António Brito Guterres: o que nos esconde a cidade invisível?

Assistente Social com pós-graduação e doutoramento em Estudos Urbanos, António Brito Guterres coordenou projectos com jovens, foi director do Centro de Experimentação Artística do Vale da Amoreira e chefe de Projecto da Iniciativa Bairros Críticos do Vale da Amoreira. Trabalho com a Fundação Aga Khan Portugal, coordenando projectos de desenvolvimento local, de expressão artística e cultural. Foi responsável por políticas públicas em territórios como Pendão, Bairro dos Navegadores, Outurela-Portela, Barronhos, Serra das Minas, Algueirão-Mem Martins, Tabaqueira, Alta de Lisboa, Curraleira, Portugal Novo, Eixo Almirante Reis em Lisboa, Quinta do Loureiro, Cabrinha e Liberdade/Serafina.

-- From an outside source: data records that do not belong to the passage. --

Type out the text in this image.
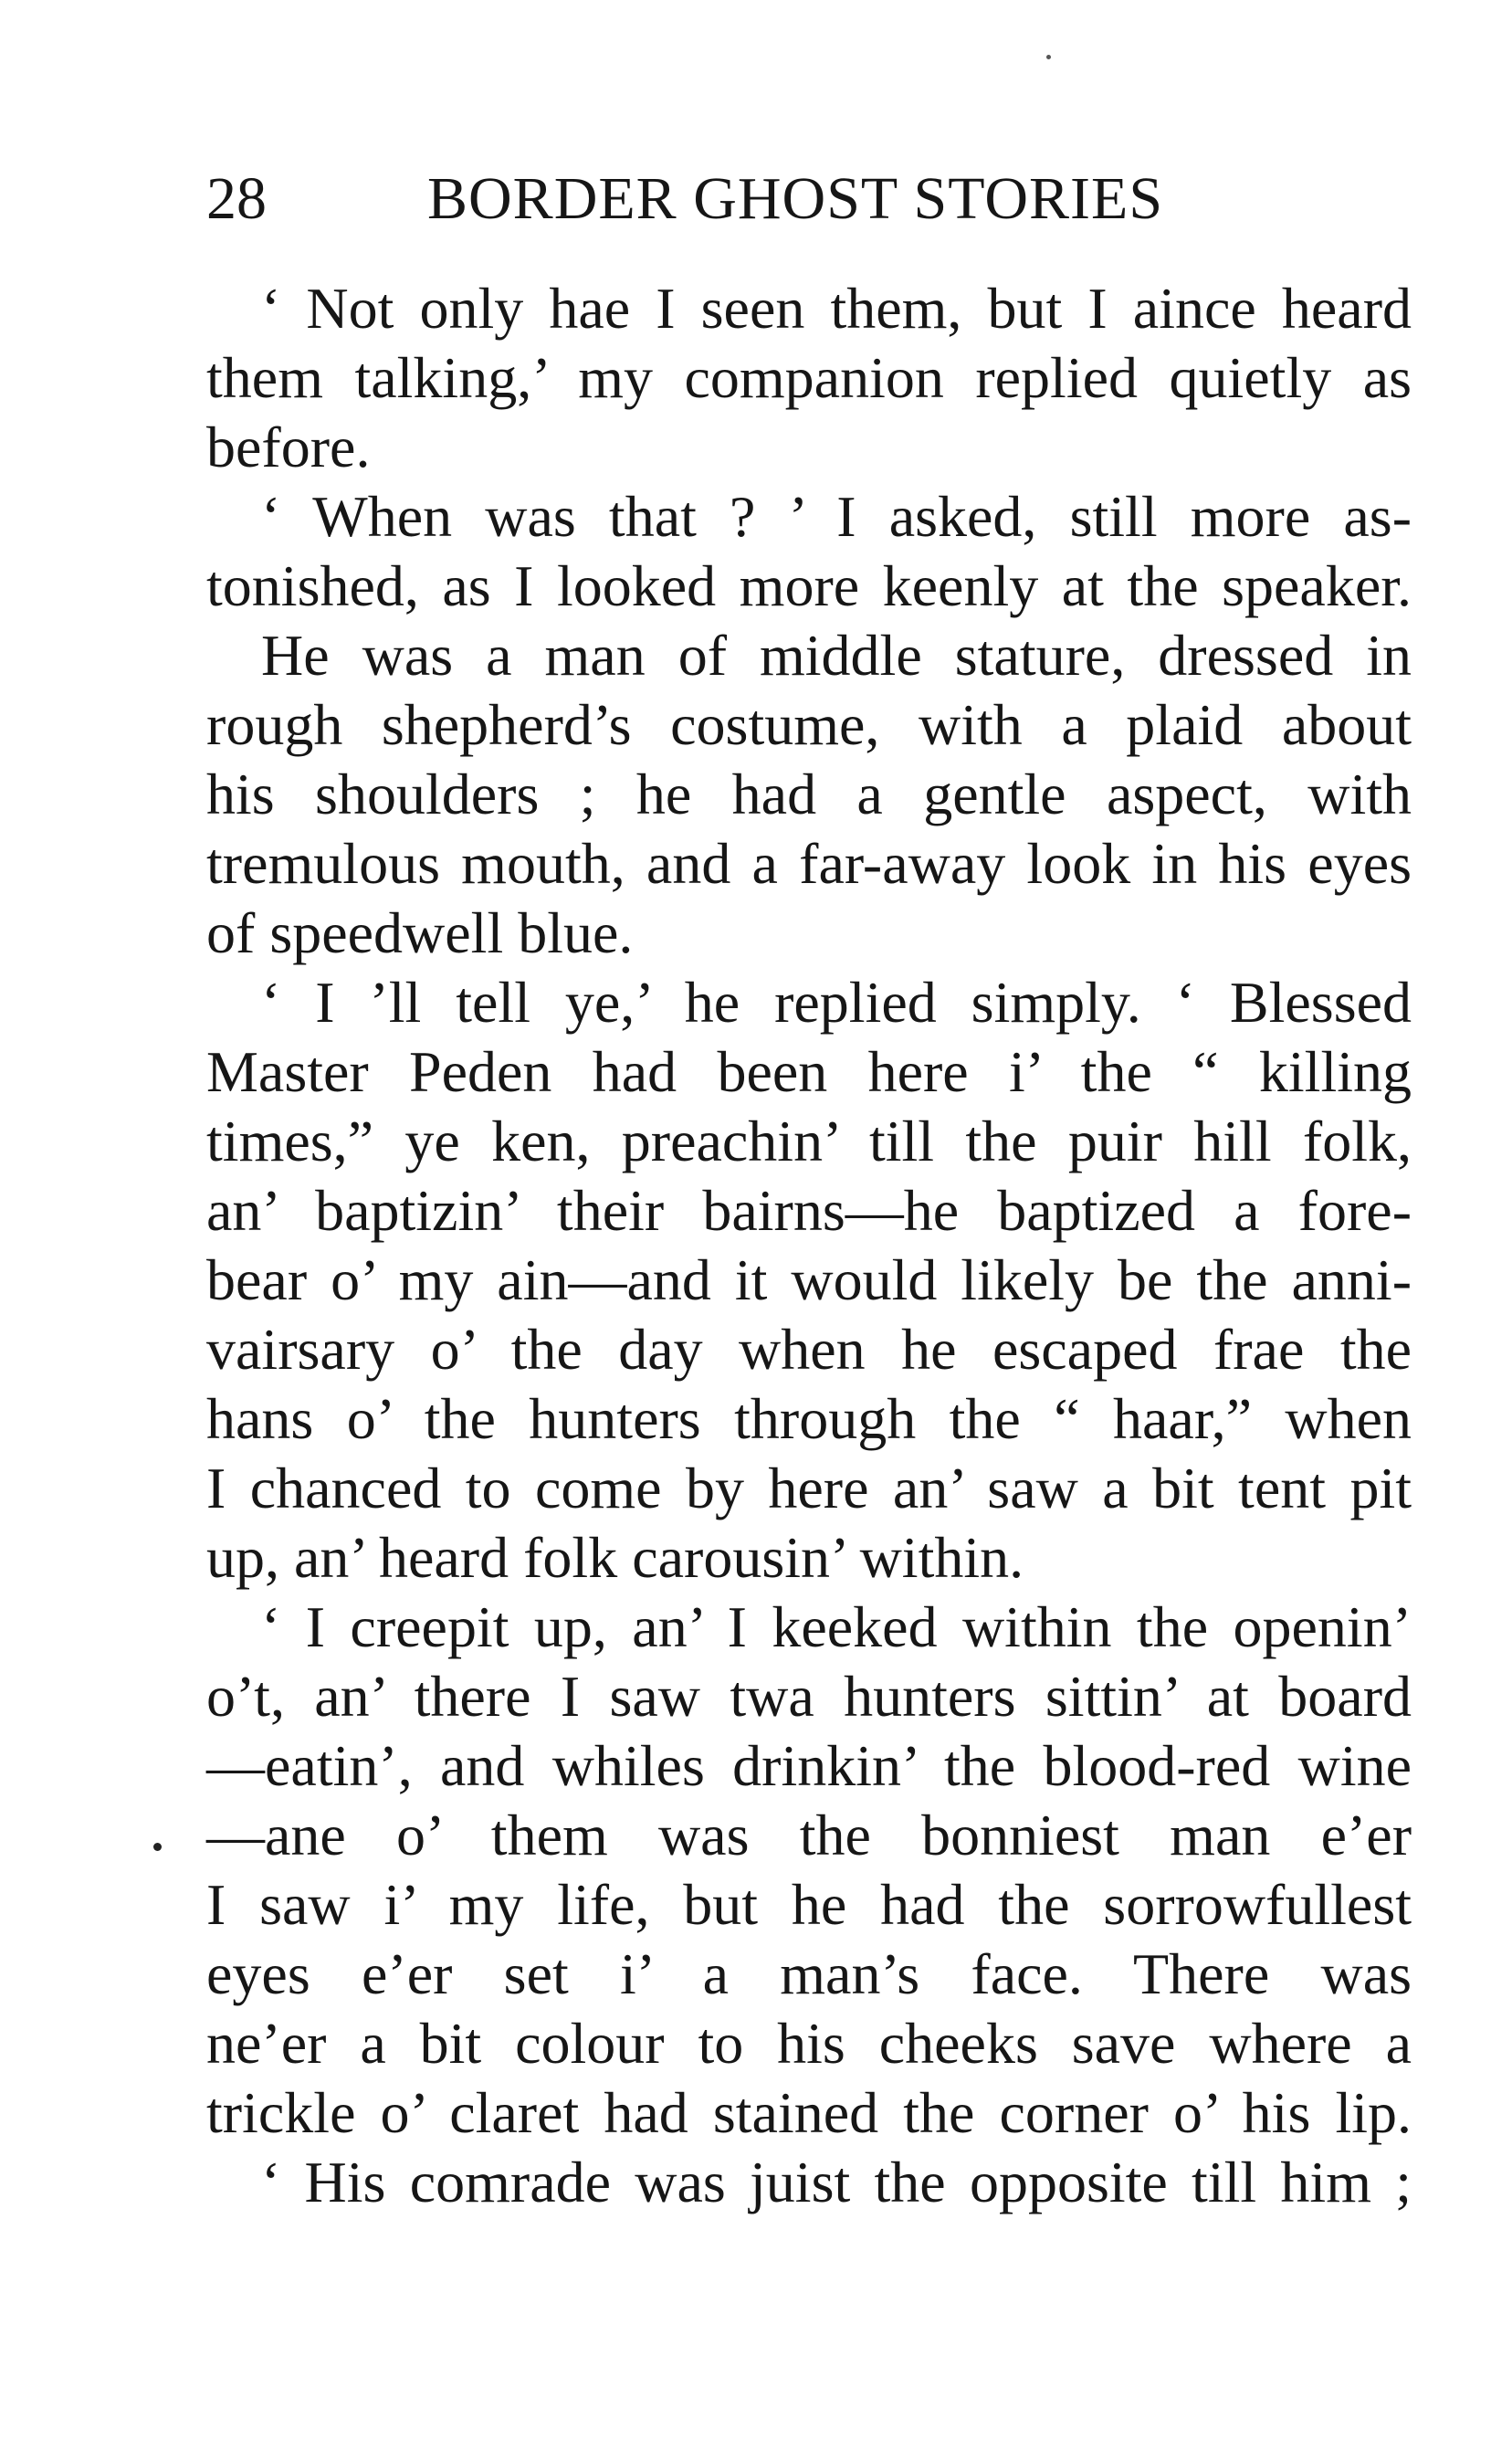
28	BORDER GHOST STORIES
‘ Not only hae I seen them, but I aince heard
them talking,’ my companion replied quietly as
before.
‘ When was that ? ’ I asked, still more as-
tonished, as I looked more keenly at the speaker.
He was a man of middle stature, dressed in
rough shepherd’s costume, with a plaid about
his shoulders ; he had a gentle aspect, with
tremulous mouth, and a far-away look in his eyes
of speedwell blue.
‘ I ’ll tell ye,’ he replied simply. ‘ Blessed
Master Peden had been here i’ the “ killing
times,” ye ken, preachin’ till the puir hill folk,
an’ baptizin’ their bairns—he baptized a fore-
bear o’ my ain—and it would likely be the anni-
vairsary o’ the day when he escaped frae the
hans o’ the hunters through the “ haar,” when
I chanced to come by here an’ saw a bit tent pit
up, an’ heard folk carousin’ within.
‘ I creepit up, an’ I keeked within the openin’
o’t, an’ there I saw twa hunters sittin’ at board
—eatin’, and whiles drinkin’ the blood-red wine
—ane o’ them was the bonniest man e’er
I saw i’ my life, but he had the sorrowfullest
eyes e’er set i’ a man’s face. There was
ne’er a bit colour to his cheeks save where a
trickle o’ claret had stained the corner o’ his lip.
‘ His comrade was juist the opposite till him ;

O seu combate é o fortalecimento das organizações da sociedade civil nestes bairros. Conhece os bairros das periferias da região de Lisboa como as palmas da sua mão. Conhece a cidade invisível, para me socorrer do nome do programa em participa semanalmente na Antena 1, dando a conhecer as pessoas que não vemos em Lisboa. Nunca se acomodando a lugares de poder, é habitual vê-lo juntar a sua voz aos que realmente não têm voz nas nossas cidades. O que faremos hoje é uma curta caminhada numa pequena parte da cidade, para falarmos de casos e episódios que nos permitem falar de cidade, participação e democracia. De passeio, encontraremos, se tudo correr bem, alguns dos protagonistas dessa cidade, que o António nos dará a conhecer. O palco, ou melhor, a rua, é deles.  Pode ver a fotogaleria em Expresso.ptSee omnystudio.com/listener for privacy information.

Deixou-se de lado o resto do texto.